So war der Vater Blackstone lange Jahre hindurch in den Kolonien von Neu-England eine bekannte und willkommene Erscheinung. Früher daheim in England ein wohlbestallter Pfarrer der bischöflichen Kirche, hatten ihn die ungerechten Plackereien seitens des Oberhauptes seines Kirchspiels veranlaßt, jenseit des Ozeans nach einem friedlicheren Leben sich umzusehen. Von ungewöhnlicher Liebe zur Einsamkeit getrieben, hatte er sich in die dichtesten Forste südlich vom Charlesflusse zurückgezogen.
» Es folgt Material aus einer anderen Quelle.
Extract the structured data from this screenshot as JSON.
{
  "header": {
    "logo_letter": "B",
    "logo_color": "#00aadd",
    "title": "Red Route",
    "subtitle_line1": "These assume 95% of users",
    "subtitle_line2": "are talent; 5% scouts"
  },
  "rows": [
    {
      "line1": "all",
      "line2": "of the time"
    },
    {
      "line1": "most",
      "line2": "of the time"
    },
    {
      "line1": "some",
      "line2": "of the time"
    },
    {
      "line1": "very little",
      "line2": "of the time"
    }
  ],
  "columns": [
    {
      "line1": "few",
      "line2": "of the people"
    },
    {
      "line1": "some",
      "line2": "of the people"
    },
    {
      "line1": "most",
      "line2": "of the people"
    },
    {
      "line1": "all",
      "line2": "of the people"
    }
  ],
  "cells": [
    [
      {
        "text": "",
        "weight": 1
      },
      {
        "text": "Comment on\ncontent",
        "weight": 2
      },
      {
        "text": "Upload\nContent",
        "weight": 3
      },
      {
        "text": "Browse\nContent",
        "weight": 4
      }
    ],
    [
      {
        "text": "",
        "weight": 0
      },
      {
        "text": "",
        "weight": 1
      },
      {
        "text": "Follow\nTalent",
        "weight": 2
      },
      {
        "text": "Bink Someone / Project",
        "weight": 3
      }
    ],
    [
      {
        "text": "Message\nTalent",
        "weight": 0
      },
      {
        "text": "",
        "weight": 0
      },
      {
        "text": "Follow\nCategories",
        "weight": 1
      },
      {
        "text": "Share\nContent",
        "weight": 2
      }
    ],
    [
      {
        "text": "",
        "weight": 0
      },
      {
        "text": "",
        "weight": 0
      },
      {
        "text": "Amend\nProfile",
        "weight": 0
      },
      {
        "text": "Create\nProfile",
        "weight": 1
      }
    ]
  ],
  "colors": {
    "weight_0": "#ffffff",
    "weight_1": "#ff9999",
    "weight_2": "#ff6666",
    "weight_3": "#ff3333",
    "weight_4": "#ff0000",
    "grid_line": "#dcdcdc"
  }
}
Dort lebte er in einer eigenhändig erbauten Blockhütte vom Ertrage eines mühevoll und sorgfältig angelegten Gartens und einer großartigen Obstkultur. Zwei junge Ochsen hatte er sich, den einen zum Lasttier, den andern zum Reitpferd, abgerichtet, und man wußte Wunderdinge zu erzählen von der Geschicklichkeit, womit er junge Bären, Elentiere, Vögel und anderes Getier zu zähmen und zu anstelligen Genossen seines einsamen Lebens zu machen verstand. Nur ein paarmal im Jahre pflegte er in den Ansiedlungen zu erscheinen, um sein Obst, seine Sämereien, seine Honigwaben gegen sonstige Bedürfnisse seiner höchst einfachen Lebensweise auszutauschen. Dabei wurde er namentlich von den Kindern, denen er allerlei hübsche, seltene und gute Dinge mitbrachte, jubelnd begrüßt. Im übrigen war er trotz seiner Menschenscheu durchaus kein sauertöpfischer, sondern im Gegenteil ein heiterer, dem Scherze geneigter Mann.
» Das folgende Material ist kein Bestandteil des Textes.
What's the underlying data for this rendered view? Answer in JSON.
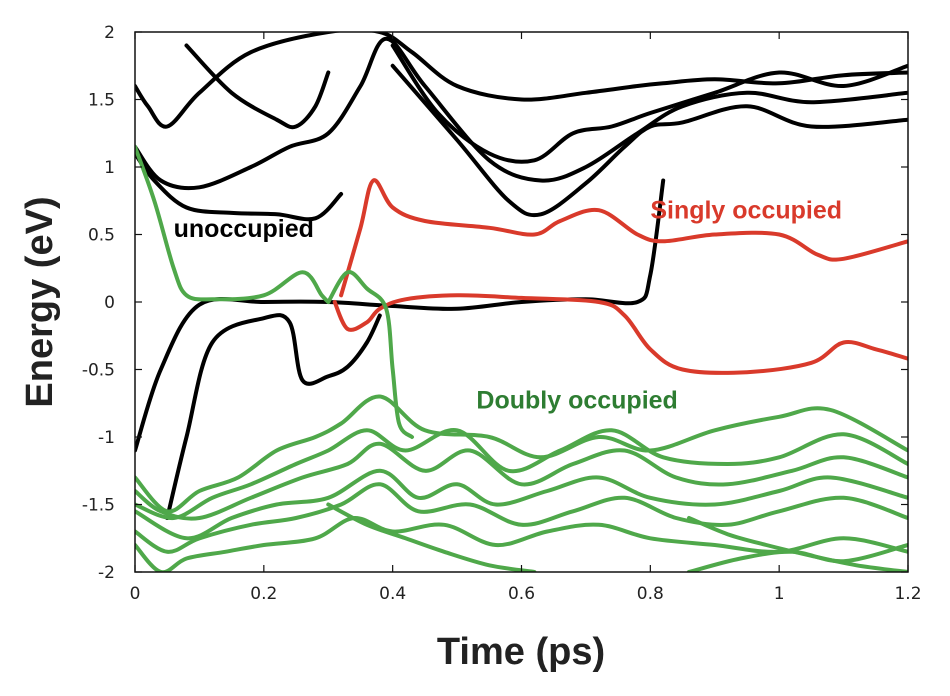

Als der des schwierigen Geländes ungeachtet rüstig vorwärts trabende Bukephalos – diesen klassischen Namen hatte der Einsiedler seinem Ochsen gegeben – in einer Entfernung von einigen hundert Schritten die beiden Männer erblickte, stand er still, wandte den Kopf nach seinem Reiter und ließ ein dumpfes Muhen hören. Ein leichtes Schütteln mit dem Stricke setzte aber das Tier sogleich wieder in Gang, und bald darauf trafen die drei zusammen.
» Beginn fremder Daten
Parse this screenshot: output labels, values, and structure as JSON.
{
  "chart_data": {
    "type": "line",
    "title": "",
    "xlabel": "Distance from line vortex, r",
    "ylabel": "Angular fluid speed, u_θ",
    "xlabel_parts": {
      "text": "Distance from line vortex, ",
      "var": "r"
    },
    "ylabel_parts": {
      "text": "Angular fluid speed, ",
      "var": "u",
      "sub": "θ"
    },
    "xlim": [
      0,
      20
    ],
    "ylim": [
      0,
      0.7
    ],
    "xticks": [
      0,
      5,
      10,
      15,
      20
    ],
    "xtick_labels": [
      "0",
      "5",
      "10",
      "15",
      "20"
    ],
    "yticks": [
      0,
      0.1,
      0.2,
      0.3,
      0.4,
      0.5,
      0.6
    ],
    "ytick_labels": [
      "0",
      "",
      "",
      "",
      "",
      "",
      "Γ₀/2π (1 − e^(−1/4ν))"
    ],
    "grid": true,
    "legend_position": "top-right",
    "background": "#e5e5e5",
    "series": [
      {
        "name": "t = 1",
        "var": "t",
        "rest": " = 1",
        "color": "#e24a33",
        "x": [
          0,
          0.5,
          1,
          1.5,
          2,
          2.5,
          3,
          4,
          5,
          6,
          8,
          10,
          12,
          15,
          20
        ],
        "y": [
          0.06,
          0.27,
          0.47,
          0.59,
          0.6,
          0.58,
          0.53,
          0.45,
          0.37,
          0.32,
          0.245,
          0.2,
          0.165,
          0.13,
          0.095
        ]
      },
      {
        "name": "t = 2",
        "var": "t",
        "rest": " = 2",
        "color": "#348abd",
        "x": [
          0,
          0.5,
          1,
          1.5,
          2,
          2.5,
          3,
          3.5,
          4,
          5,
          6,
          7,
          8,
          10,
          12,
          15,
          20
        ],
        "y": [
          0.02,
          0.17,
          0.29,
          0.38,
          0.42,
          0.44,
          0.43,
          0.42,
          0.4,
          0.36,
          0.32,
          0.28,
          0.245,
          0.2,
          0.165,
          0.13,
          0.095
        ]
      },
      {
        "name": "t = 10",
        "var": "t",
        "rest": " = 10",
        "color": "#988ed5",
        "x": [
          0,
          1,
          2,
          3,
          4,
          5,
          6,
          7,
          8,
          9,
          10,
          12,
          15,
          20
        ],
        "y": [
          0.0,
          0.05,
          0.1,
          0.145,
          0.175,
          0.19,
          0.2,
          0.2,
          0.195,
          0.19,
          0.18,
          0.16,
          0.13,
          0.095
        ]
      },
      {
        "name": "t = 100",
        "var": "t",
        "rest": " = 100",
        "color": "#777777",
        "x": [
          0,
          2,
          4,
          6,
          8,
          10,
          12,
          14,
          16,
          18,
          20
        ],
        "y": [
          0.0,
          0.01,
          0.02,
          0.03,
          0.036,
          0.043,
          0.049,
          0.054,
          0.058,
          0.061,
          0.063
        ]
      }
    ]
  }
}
»Willkommen, Vater Blackstone!« begrüßte Eaton in einem leichteren Tone, als ihm gewöhnlich eigen war, den alten Bekannten: »Willkommen in Swanzey! Welch guter Wind hat Euch denn so weit nach Süden herab geweht?«
»Hm, Richter,« versetzte der Einsiedler, das rechte Bein mit großer Gelenkigkeit über den roh gearbeiteten Holzsattel hebend und absteigend, »hm, vermute fast, der Wind, der mich so weit südwärts trieb, möchte Euch nicht viel Gutes bringen. Aber ich möchte meinen Neuigkeitssack nicht so ohne weiteres auf öffentlichem Felde ausleeren.«
Ein zweifelhafter Blick auf Standish begleitete diese Worte.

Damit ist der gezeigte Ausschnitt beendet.